From the platform twenty feet above the ridge line, he could see miles in the distance, the great Appalachian ridges rolling away like blue-green waves into the distance before leveling off across Tennessee, Virginia, and North Carolina. Although the haze of Ohio coal-burning plants often veiled the sky, on clear, cool nights the fuzzy lights of Charlotte were visible 150 miles to the southeast. Now, though, all he saw was the late-summer foliage, pocked here and there with great windows of speckled granite, and the tiny rooftops of distant homes burrowed in the slopes. A mile beneath him wound a ribbon of asphalt known on the maps as the Blue Ridge Parkway, a national scenic route, but which Franklin considered the tyrant’s racetrack for overland invasion.

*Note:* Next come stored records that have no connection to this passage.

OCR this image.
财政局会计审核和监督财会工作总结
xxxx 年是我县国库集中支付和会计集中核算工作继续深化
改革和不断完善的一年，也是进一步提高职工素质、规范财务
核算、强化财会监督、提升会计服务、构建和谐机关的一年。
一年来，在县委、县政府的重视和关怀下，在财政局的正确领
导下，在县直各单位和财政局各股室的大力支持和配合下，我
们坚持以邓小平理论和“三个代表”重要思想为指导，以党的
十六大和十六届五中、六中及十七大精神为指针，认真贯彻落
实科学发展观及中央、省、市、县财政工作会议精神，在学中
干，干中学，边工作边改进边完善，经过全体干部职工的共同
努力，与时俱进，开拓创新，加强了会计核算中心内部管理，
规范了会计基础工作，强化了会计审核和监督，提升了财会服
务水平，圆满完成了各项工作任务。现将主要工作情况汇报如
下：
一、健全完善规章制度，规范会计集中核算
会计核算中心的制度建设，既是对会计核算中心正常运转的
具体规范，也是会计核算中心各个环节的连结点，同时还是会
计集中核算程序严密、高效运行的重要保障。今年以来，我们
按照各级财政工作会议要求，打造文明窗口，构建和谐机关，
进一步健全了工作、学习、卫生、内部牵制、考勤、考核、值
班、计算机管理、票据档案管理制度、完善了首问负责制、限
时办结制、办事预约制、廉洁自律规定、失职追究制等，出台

Franklin scanned the road with his binoculars. The usual intermittent stream of tourist traffic passed below, Floridians and New Yorkers making their own type of invasion. But they were harmless next to the slumbering beasts in D.C., Beijing, and Moscow. But all dragons appeared to be sleeping in the day’s heat. The platform didn’t quite afford a full panoramic view, but between his makeshift crow’s nest and other lookout points on the ridge, Franklin figured his compound was secure for another day.